Liputan6.com, Jakarta Di antara Anda kemungkinan besar mengenal beberapa jagoan kungfu seperti Jackie Chan, Jet Li, Andy Lau, serta masih banyak yang lainnya. Aksi kungfu yang berasal dari Tiongkok memang kerap dijadikan sebagai pelengkap di film.
Namun, siapa sangka kalau di Indonesia juga ada perguruan ilmu bela diri Kungfu beraliran Ngo Chu Kun yang dikembangkan oleh seorang guru bernama Lo Ban Teng. Aliran yang lahir sejak 1928 ini tersebar tidak saja di sejumlah daerah di Indonesia, tapi juga di beberapa negara di Asia.
Advertisement
Para guru aliran Ngo Chu Kun Lo Ban Teng pun berkumpul dan menggelar silaturahmi untuk para anggota perguruan. Yang hadir tidak saja dari beberapa perguruan di Indonesia, tapi juga hadir perwakilan dari China dan Filipina. Acaranya berlangsung di Mal Emporium Pluit, Jakarta Utara, Minggu (25/8/2019).
Louis Susilo yang merupakan cucu dari Lo Ban Teng sekaligus penggagas acara mengakui acara ini sebagai bentuk silaturahmi antara perguruan silat beraliran Lo Ban Teng.

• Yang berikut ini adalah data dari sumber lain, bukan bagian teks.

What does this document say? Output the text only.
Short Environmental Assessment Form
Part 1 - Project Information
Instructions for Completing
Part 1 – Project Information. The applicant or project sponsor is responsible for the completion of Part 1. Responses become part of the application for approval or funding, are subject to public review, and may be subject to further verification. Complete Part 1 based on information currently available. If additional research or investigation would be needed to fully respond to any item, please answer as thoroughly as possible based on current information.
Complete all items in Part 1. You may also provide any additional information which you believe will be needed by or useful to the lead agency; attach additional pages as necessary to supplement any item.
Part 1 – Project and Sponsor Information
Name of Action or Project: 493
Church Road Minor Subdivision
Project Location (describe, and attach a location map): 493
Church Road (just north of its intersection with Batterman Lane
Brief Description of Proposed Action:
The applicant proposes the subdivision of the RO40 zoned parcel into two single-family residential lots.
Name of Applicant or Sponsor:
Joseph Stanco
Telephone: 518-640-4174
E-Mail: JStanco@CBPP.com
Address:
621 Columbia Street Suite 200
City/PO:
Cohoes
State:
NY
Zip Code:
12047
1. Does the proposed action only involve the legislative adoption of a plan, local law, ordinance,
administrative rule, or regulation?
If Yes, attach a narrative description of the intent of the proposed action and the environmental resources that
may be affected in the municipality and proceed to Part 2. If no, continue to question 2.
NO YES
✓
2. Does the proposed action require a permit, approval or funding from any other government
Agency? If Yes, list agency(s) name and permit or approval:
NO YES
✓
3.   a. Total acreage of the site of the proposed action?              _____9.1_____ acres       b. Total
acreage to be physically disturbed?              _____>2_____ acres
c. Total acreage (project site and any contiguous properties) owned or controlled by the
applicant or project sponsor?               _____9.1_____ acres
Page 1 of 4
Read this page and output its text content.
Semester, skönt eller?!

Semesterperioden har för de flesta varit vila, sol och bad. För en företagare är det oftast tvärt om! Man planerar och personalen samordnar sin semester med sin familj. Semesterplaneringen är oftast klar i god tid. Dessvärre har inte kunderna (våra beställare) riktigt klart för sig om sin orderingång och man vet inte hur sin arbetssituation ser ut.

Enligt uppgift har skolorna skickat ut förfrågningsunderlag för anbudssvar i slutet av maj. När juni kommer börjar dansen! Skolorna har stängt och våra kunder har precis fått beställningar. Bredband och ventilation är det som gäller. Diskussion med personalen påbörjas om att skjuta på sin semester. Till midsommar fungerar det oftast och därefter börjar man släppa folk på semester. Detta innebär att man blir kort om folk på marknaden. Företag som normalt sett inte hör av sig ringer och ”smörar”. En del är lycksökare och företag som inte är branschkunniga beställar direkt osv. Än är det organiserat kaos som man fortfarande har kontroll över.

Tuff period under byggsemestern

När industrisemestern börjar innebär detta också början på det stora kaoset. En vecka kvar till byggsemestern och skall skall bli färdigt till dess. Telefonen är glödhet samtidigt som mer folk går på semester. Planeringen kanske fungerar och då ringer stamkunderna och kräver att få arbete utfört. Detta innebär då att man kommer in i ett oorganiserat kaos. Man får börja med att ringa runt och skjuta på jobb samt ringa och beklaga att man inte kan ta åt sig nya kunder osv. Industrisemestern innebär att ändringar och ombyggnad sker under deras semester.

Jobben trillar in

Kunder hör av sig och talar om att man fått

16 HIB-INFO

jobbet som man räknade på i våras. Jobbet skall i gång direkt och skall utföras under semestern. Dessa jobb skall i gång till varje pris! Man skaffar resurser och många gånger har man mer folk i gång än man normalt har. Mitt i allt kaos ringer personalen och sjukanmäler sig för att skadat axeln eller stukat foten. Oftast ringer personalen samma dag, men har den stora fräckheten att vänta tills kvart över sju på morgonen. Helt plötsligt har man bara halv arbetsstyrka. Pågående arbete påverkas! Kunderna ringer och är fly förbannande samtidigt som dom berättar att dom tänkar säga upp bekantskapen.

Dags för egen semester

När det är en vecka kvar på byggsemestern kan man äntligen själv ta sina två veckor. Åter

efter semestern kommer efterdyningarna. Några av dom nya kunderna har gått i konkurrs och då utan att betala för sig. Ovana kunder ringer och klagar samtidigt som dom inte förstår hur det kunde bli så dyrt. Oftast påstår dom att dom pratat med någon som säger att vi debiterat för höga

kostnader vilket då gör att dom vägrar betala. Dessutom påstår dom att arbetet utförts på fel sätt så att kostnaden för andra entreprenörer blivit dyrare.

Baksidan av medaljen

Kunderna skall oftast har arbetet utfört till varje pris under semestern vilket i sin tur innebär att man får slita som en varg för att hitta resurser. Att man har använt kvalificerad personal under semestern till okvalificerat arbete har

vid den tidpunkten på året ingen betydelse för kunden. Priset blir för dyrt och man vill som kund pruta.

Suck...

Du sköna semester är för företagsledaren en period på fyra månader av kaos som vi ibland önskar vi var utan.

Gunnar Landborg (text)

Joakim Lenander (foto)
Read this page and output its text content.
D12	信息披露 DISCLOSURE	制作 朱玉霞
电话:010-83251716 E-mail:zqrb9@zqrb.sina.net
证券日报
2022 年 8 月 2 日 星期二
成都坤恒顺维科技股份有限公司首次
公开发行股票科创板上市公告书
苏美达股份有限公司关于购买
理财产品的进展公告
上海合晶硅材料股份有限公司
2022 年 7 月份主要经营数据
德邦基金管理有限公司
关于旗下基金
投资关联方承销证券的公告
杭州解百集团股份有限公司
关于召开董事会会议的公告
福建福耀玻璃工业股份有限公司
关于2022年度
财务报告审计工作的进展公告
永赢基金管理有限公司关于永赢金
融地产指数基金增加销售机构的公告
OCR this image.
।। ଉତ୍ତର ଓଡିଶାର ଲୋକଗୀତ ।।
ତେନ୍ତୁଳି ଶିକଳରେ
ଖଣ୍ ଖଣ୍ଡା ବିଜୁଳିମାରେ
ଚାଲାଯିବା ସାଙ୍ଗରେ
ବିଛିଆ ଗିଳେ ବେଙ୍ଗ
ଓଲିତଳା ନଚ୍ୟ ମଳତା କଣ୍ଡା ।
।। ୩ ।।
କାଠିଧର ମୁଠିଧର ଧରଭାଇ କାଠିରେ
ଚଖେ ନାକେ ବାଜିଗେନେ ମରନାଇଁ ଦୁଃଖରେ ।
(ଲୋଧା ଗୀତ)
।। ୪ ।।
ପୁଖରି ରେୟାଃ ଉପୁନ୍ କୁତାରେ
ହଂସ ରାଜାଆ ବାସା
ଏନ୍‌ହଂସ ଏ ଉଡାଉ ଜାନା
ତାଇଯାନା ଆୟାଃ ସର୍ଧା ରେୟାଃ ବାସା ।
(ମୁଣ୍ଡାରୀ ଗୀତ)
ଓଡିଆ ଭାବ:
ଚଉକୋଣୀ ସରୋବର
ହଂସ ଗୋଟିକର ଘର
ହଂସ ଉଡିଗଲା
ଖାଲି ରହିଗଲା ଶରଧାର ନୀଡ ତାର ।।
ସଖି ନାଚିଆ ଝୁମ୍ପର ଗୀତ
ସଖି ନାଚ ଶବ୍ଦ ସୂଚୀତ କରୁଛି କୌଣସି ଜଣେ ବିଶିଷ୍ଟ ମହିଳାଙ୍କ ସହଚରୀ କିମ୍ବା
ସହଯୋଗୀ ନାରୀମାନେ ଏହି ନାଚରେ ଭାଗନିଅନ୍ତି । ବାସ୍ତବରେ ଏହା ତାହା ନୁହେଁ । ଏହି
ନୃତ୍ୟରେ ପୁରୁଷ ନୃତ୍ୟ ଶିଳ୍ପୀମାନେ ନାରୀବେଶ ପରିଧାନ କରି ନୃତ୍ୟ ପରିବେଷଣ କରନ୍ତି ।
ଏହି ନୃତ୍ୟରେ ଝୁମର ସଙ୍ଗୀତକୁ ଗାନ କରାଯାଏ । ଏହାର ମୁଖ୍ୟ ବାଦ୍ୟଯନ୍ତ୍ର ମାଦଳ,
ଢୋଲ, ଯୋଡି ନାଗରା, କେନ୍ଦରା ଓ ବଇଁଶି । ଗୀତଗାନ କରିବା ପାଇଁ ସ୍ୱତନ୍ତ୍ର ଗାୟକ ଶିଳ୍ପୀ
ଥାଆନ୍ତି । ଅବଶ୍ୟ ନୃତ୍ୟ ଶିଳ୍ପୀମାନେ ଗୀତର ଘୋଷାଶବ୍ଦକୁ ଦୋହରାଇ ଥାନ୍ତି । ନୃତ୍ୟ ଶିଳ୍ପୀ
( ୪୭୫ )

Ia pun berharap acara tersebut semakin mempererat tali persaudaraan.
"Ini acara acara pelestarian ilmu bela diri dari kakek saya. Kita ingin mempererat yang sudah terjalin, kita mau menyatukan lagi," kata Louis Susilo di sela-sela acara.
Pertemuan akbar ini baru kali pertama dilaksanakan. Rencananya, pertemua serupa kembali akan digelar dua tahun dari sekarang. hal ini sesuai yang telah disepakati.
"Sebenarnya tadinya mau undang dari Indonesia saja. Tapi berita ini bocor ke Filipina, mereka mau datang. Terus ditembusin lagi ke Shaolin China, mereka pun mau datang," ungkap Louis Susilo.
"Berikutnya kami akan buat dua tahun sekali. Mudah-mudahan nanti dari Singapura, Malaysia, Hongkong, dan negara lainnya bisa ikut bergabung," lanjut Louis Susilo.
Persaudaraan
Menurut Louis Susilo, selain mempererat persaudaraan di antara sesama aliran, acara ini juga diharapkan bisa memancing ketertarikan kaum milenial terhadap ilmu bela diri, khususnya aliran Lo Ban Teng. Louis mengakui, anak muda sekarang sangat kurang perhatiannya terhadap ilmu bela diri Indonesia.